Some great horror films have been coming out of the Nordic countries, including Let the Right One In, Room 206, and the superior Slasher, Cold Prey. Now, from Sweden, comes Blood Runs Cold.
In Blood Runs Cold, a musician, Winona, returns to her home town and a house her manager has rented for her. Deeming the somewhat dilapidated building creepy, she invites an old boyfriend, Richard, and his two friends, Carl and Liz, to spend the first night there with her.
Blood Runs Cold is a perfect example of the ways by which Slasher films benefit from winter settings. The snow-choked surroundings add to the sense of isolation, and the low, grey skies lend an ominous feel to daytime scenes. Blood Runs Cold, in fact, takes full advantage of the environment, filming the bare trees, the iron-wool clouds, and the bleak-looking cabin in shades of blues and greys. The film is beautifully shot, the filmmakers creating a subtle tension through lighting and camera position. A major accomplishment considering a tiny budget.
Character interactions, however, fall largely flat. Tension and mood grow as long as only one character is onscreen, but the moment a second or third player comes into the shot, the moment they begin to converse, things get clumsy, sometimes even a tad embarrassing. The dialogue is inane and stilted; the actors aren`t terrible, but their accents (the film was evidently shot in English, not dubbed) make them sound lifeless, hollow.
Dialogue involving Carl is especially painful.
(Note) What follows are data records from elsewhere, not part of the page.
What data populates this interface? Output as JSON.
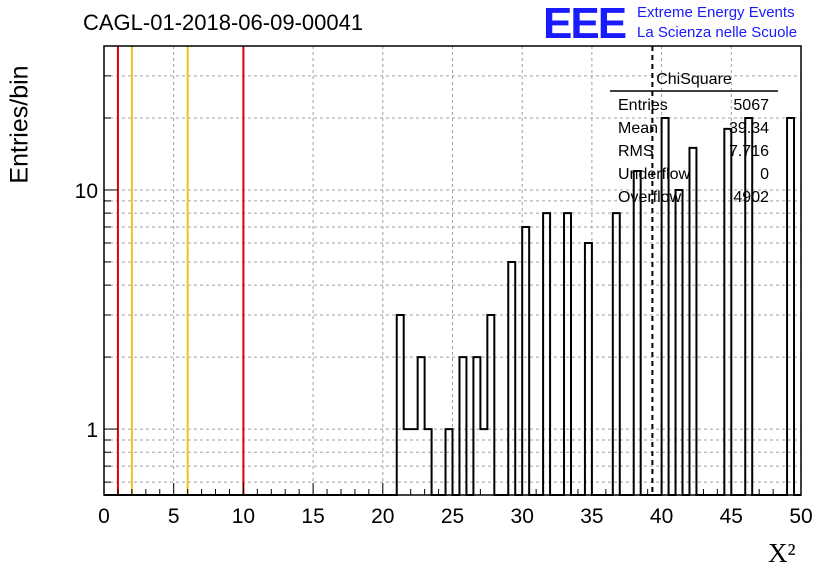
{
  "chart_data": {
    "type": "bar",
    "title": "CAGL-01-2018-06-09-00041",
    "xlabel": "X²",
    "ylabel": "Entries/bin",
    "xlim": [
      0,
      50
    ],
    "ylim": [
      0.53,
      40
    ],
    "log_y": true,
    "grid": true,
    "x_ticks": [
      0,
      5,
      10,
      15,
      20,
      25,
      30,
      35,
      40,
      45,
      50
    ],
    "y_ticks": [
      1,
      10
    ],
    "bin_width": 0.5,
    "bins": [
      {
        "x": 21.0,
        "y": 3
      },
      {
        "x": 21.5,
        "y": 1
      },
      {
        "x": 22.0,
        "y": 1
      },
      {
        "x": 22.5,
        "y": 2
      },
      {
        "x": 23.0,
        "y": 1
      },
      {
        "x": 24.5,
        "y": 1
      },
      {
        "x": 25.5,
        "y": 2
      },
      {
        "x": 26.5,
        "y": 2
      },
      {
        "x": 27.0,
        "y": 1
      },
      {
        "x": 27.5,
        "y": 3
      },
      {
        "x": 29.0,
        "y": 5
      },
      {
        "x": 30.0,
        "y": 7
      },
      {
        "x": 31.5,
        "y": 8
      },
      {
        "x": 33.0,
        "y": 8
      },
      {
        "x": 34.5,
        "y": 6
      },
      {
        "x": 36.5,
        "y": 8
      },
      {
        "x": 38.0,
        "y": 12
      },
      {
        "x": 40.0,
        "y": 20
      },
      {
        "x": 41.0,
        "y": 10
      },
      {
        "x": 42.0,
        "y": 15
      },
      {
        "x": 44.5,
        "y": 18
      },
      {
        "x": 46.0,
        "y": 20
      },
      {
        "x": 49.0,
        "y": 20
      }
    ],
    "vertical_lines": [
      {
        "x": 1,
        "color": "#e00000",
        "style": "solid"
      },
      {
        "x": 2,
        "color": "#f0c020",
        "style": "solid"
      },
      {
        "x": 6,
        "color": "#f0c020",
        "style": "solid"
      },
      {
        "x": 10,
        "color": "#e00000",
        "style": "solid"
      },
      {
        "x": 39.34,
        "color": "#000000",
        "style": "dashed"
      }
    ],
    "stats_box": {
      "title": "ChiSquare",
      "rows": [
        {
          "label": "Entries",
          "value": "5067"
        },
        {
          "label": "Mean",
          "value": "39.34"
        },
        {
          "label": "RMS",
          "value": "7.716"
        },
        {
          "label": "Underflow",
          "value": "0"
        },
        {
          "label": "Overflow",
          "value": "4902"
        }
      ]
    }
  },
  "logo": {
    "mark": "EEE",
    "line1": "Extreme Energy Events",
    "line2": "La Scienza nelle Scuole"
  },
  "colors": {
    "logo": "#1a1aff",
    "grid": "#a0a0a0"
  }
}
Carl is a consummate doorknob and comes off like a teenager who has just recently discovered sex and so just won’t shut up about it—but his just-barely-post-adolescent obsession with sex also bespeaks a guy who doesn’t have much experience and is determined to prove otherwise. It’s weird and Carl is spectacularly annoying.
The film also suffers from character reactions that simply do not ring true. This is especially true of reactions to the discovery of blood. In one scene, Winona comes across a huge puddle of blood on the kitchen floor. After barely batting an eye, she calmly and quietly mops up the gore. In another scene, Richard finds a trail of blood in the snow leading into the surrounding woods. He then spots a mysterious figure carrying an axe. What does Richard do? Follow the blood and the man.
It is this unrealistic decision of Richard’s, however, that leads us to a rather surprising discovery. See, though Blood Runs Cold is a mostly typical Slasher premise-wise, it becomes quite clear that its killer is anything but typical. This is a fun, oddly unsettling killer who kept the shocks and intrigue coming not only through his behaviour but by way of his very nature. This is one killer who’ll likely have you muttering “What the hell?” on more than one occasion.
The kills are sudden and bloody; sure to satisfy any Slasher fan. Unfortunately, the tension dips at times, the pace off, and that, combined with the bad dialogue and unbelievable character decisions, serves to sink the film. The movie’s enigmatic, creepy killer and expert photography deserved a stronger script.
If you’re a diehard Slasher fan and might be satisfied by a well-shot setting and a rather original killer, than you might want to give Blood Runs Cold a watch. Otherwise, just skip it.